O Baile da Ilha Fiscal é um acontecimento da história brasileira. Foi a última grande festa da monarquia, antes da Proclamação da República, em novembro de 1889. A comemoração que contou com milhares de convidados, segundo registros, ocorreu alheia à eminente queda do regime, que seria sacramentada seis dias depois. Mais recentemente, o cinema norte-americano retratou um acontecimento semelhante. No premiado filme Titanic, assistimos a uma banda que segue tocando diante do caos de um grande navio afundando, sem que houvesse socorro a todos os passageiros.
Podem parecer acontecimentos muito distantes, mas, em tempos distópicos, essas referências se mostram atuais. Em que pese não estarmos passando por uma queda de regime nem por um naufrágio (não literalmente), vivemos hoje as dramáticas consequências da pandemia. E, enquanto isso, temos um presidente que nega a ciência, debocha da doença, promove aglomerações, desrespeita medidas sanitárias, receita medicações sem eficácia, despreza vacinas e, numa prova de que tudo que é ruim pode piorar, coloca o Brasil à disposição de um torneio internacional de futebol.
A Copa América – que, nas redes, rapidamente, virou Cepa América ou Cova América – foi recusada por Colômbia e Argentina. Essa última desistiu de sediar a competição devido ao avanço da Covid-19 no país. Com cerca de 45 milhões de habitantes, a Argentina já registrou mais de 3,7 milhões de casos e 78 mil mortes. Enquanto isso, o Brasil abre suas portas diante de um cenário com mais de 16,5 milhões de casos e quase 500 mil mortes.
Seria cômico se não fosse trágico. O governo levou nove meses para responder a oferta de imunizantes da Pfizer, colocando enormes entraves políticos e burocráticos que resultaram na paralisação, por três meses, da compra da vacina produzida pelo Instituto Butantan em parceria com o laboratório chinês Sinovac. Cálculo do epidemiologista Pedro Hallal, recentemente divulgado pela Folha de S.Paulo, aponta que, com o quantitativo de Coronavac desprezado em 2020, poderíamos ter evitado pelo menos 80.300 mortes até maio deste ano.
O resultado é que temos menos de 11% da população vacinada com as duas doses recomendadas. Mas esse mesmo governo que caminhou a passos de lesma para adquirir vacinas, correu mais rápido que o ídolo Mané Garrincha na histórica Copa do Chile em 1962 para, em poucas horas, se tornar a sede da Copa América, 13 dias antes do início da competição.

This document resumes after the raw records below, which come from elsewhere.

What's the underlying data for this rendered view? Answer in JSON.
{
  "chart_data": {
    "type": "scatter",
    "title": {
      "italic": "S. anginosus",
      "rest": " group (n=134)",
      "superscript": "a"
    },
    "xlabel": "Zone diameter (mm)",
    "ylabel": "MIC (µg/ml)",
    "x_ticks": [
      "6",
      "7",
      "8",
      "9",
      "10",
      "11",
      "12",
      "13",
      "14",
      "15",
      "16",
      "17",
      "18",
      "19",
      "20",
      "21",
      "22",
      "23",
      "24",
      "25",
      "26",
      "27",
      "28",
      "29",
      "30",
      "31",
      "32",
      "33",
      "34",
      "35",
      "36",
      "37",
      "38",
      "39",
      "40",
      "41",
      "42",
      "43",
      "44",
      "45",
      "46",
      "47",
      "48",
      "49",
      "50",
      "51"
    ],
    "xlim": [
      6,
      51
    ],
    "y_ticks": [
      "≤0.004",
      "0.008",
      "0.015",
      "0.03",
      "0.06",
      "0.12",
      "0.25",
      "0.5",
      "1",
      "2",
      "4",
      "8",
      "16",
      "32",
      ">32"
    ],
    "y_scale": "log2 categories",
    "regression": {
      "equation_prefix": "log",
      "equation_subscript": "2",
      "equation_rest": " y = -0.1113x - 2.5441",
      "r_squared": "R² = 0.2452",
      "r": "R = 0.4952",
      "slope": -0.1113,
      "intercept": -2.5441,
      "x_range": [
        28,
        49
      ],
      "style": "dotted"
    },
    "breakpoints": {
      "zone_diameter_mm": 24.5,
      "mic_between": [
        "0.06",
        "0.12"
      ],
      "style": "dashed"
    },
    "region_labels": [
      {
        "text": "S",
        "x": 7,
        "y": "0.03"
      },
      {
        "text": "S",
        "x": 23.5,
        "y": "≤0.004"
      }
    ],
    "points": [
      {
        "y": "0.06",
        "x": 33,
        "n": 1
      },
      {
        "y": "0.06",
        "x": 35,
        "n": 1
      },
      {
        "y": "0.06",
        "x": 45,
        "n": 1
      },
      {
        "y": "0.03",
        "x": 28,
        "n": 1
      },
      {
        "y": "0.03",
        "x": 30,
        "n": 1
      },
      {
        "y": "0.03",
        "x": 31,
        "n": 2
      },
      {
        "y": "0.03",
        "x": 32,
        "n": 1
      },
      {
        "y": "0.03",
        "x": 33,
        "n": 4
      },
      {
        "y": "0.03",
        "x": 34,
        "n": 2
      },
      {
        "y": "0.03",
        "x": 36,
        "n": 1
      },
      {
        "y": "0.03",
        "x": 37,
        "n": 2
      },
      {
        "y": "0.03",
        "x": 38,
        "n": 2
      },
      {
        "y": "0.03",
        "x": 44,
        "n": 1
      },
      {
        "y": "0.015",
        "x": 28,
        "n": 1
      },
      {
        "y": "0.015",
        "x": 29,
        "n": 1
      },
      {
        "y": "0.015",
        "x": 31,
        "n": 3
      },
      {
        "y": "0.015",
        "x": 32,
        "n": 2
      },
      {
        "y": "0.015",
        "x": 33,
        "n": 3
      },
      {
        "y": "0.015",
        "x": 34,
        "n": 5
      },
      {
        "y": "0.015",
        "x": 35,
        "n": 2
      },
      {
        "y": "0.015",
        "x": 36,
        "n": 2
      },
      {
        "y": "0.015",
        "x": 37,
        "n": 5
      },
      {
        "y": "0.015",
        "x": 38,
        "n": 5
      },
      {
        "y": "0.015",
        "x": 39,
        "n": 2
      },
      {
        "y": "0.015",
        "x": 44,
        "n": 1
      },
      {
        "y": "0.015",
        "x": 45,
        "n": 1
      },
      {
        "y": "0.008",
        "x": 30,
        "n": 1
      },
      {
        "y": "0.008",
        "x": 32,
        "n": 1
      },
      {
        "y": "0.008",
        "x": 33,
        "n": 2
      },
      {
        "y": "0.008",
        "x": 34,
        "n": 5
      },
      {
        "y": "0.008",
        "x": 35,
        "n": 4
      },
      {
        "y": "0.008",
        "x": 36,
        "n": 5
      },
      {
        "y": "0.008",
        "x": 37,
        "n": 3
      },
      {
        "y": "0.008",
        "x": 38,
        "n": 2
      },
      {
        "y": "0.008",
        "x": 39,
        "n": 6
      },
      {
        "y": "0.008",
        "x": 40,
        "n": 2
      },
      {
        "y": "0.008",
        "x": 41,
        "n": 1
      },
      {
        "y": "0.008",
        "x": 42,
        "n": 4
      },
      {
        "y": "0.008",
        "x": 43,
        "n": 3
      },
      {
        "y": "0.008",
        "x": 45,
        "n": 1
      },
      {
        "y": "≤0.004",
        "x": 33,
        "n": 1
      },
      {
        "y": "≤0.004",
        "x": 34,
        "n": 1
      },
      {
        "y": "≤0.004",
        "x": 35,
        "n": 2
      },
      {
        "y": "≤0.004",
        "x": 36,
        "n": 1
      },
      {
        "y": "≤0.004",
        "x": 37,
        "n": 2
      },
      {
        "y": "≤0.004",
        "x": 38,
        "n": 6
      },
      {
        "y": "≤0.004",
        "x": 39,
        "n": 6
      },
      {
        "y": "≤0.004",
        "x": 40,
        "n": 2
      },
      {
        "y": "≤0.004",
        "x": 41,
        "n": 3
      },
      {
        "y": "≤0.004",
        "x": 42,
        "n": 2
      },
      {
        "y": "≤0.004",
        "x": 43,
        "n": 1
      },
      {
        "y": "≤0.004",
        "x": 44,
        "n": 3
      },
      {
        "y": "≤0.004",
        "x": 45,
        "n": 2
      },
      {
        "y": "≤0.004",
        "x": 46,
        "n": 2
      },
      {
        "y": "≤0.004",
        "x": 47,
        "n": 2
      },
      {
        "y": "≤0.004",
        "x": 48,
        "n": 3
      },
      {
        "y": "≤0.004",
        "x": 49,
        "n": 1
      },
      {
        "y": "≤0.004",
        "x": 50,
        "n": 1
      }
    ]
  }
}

A justificativa de que o evento será sem público nos estádios é falsa, criada para explicar o inexplicável. São 10 seleções, incluindo comissões técnicas, que chegarão ao país sem tempo hábil para realização de quarentena. Além disso, eventos dessa magnitude exigem reserva de leitos hospitalares para atletas. Temos ainda a estrutura de segurança pública mobilizada para garantir apoio às delegações. Para completar, em alguns estados, como na Bahia, os estádios hoje sediam hospitais de campanha e postos de vacinação. Isso sem contar com a incontrolável circulação de torcedores das seleções de países vizinhos ao nosso. Já vimos essa movimentação intensa quando sediamos a Copa do Mundo, em 2014, e a Copa América, em 2019.
A atitude irresponsável dos terraplanistas que hoje ocupam o Palácio do Planalto contrasta com a disposição de sediar outros eventos internacionais relevantes, mesmo antes da pandemia. Em 2018, logo após ser eleito, o presidente da República recomendou ao Itamaraty que não fosse realizada no Brasil a Conferência do Clima da ONU, a COP 25. O evento, de alto nível, acabou sendo na Espanha e reuniu autoridades do mundo todo para debater a emergência ambiental que vivemos. As práticas do governo brasileiro, no entanto, explicam o desinteresse com este importante evento: é incompatível receber governantes para discutir Meio Ambiente quando se promove a destruição do nosso patrimônio natural.
Somos o país do futebol e nos orgulhamos de ter o esporte como uma diversão que encanta nossa gente. O que não podemos, diante de tanta dor e sofrimento, é desprezar o momento de crise sanitária e social que vivemos. Tudo o que não precisamos é de um evento deste porte que pode ser justamente o gatilho que falta para o avanço de uma terceira onda de contágio. A disseminação de novas variantes ainda desconhecidas do vírus, conforme alertam especialistas, pode jogar pelo ralo os esforços que até aqui foram feitos para salvar vidas.
Diante desse quadro na saúde pública, do recorde de desemprego e desalento que atinge 21 milhões de brasileiros, da volta da fome e da carestia que assola as famílias, a Copa América se transforma no Baile da Ilha Fiscal ou no Titanic dos atuais tempos. Não podemos permitir que isso se concretize. A crueldade diante do sofrimento do povo precisa ter limites.